Friday, July 25, 2003

Wetland working, designer says

Mill Creek 'kidney' promoted as pollution filter

By Dan Klepal
The Cincinnati Enquirer

WEST CHESTER TWP. - Mill Creek has received a "kidney" and a state lawmaker got a look at it Thursday. A 5-acre wetland was constructed along a 1,300-foot stretch of the creek in Butler County through a state grant. The $40,000 project - a price that doesn't include $90,000 worth of land, equipment and labor donated by Schumacher Dugan Construction Inc. - was completed about 18 months ago.

Wetlands act as nature's kidneys because they filter out chemicals from roads, parking lots and fields of row crops before those pollutants make their way into the water body.

While the new wetland isn't enough to completely clean up one of the most polluted waterways in the country, it appears to be doing its job: filtering tainted rainwater in a 40-mile radius, protecting the area from flooding, and providing a home for fish and other wildlife in the area.
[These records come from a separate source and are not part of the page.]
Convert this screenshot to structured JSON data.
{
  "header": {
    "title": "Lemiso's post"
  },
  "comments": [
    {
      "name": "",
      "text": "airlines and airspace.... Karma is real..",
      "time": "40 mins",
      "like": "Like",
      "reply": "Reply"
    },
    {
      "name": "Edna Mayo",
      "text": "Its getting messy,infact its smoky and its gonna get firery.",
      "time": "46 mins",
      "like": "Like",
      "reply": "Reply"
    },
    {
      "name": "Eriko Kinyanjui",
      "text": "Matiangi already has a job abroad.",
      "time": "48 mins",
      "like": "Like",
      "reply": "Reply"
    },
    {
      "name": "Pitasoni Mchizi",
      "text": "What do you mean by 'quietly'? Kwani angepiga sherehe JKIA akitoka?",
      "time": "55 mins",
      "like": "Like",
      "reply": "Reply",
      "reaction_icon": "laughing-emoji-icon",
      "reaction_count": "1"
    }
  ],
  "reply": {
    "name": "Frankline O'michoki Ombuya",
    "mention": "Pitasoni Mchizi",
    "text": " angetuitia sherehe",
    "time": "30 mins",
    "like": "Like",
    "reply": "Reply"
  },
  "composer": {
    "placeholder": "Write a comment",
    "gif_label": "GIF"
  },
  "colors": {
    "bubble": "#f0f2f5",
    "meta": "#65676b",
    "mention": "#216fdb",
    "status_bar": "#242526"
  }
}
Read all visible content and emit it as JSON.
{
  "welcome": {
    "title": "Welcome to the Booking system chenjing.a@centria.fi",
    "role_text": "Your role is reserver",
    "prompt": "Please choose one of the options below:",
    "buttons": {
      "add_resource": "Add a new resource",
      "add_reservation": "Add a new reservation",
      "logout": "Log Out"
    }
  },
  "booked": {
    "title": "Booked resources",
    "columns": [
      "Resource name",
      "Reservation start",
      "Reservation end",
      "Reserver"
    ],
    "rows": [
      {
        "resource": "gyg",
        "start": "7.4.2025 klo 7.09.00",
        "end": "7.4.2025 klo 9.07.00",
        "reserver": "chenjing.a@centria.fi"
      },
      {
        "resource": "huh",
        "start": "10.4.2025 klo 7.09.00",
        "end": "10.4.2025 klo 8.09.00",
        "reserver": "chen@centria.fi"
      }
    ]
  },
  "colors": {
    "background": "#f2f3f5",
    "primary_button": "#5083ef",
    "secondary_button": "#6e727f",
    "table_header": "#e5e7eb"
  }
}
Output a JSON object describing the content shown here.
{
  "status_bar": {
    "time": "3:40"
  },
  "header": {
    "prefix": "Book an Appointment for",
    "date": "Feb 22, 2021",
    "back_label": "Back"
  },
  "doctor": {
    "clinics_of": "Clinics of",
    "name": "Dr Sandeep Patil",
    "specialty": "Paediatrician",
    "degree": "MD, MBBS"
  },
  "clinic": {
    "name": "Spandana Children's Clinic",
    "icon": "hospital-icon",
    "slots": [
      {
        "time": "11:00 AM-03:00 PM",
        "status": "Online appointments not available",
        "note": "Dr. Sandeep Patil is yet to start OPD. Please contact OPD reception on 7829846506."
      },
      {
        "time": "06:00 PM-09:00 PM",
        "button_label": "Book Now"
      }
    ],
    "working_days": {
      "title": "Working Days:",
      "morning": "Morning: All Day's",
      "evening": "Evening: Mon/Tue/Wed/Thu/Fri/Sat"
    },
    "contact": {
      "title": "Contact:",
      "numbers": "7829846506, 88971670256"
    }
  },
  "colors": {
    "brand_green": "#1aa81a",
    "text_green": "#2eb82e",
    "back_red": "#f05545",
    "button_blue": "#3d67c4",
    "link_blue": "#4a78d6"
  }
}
State Rep. Tom Niehaus, R-New Richmond who serves on the House Energy and Environment committee, toured the wetland Thursday and was told it is performing better than expected.

"We've had very low mortality with the trees and plants here, and the wildflowers have come in sooner than expected and they are more abundant than expected," said Craig Straub, who designed the wetland for the Ohio-Kentucky-Indiana Regional Council of Governments (OKI). "We planted species we believe were here before European intervention, in the densities that were here at the time."

Bruce Koehler, a senior planner for OKI, said a second grant application is pending in Columbus.

If approved, that $400,000 grant would build a second wetland nearby and also pay for education projects, bank stabilization against erosion and other improvements to the stream.

"Alone, this is a pinprick," Koehler said, referring to the health of the entire 28-mile stream that drains more than 160 square miles of land in Butler and Hamilton counties before it empties into the Ohio River. "But if you keep doing them, you can have (a larger) impact."

Most of the stream was straightened and, in some portions, given a concrete bottom decades ago by the U.S. Army Corps of Engineers to help reduce flooding.

The action damaged the environment, destroying habitat for wildlife and removing trees that provided shade to keep water temperatures down in summer.

The stretch of Mill Creek near the wetland was straightened in the 1830s to keep it from flooding into the Miami-Erie Canal.

In addition to the channelization, towns and industries along the creek have used the water body as a sewer.

Chris Wunnenberg, director of development for Schumacher Dugan, said the project made sense to the company because the wetland serves as an area they can use to clean rainwater that drains from their nearby shopping center. It also helps protect them against flooding, he said.

The Ohio Environmental Protection Agency is expected to make a decision on OKI's most recent grant application in about a month.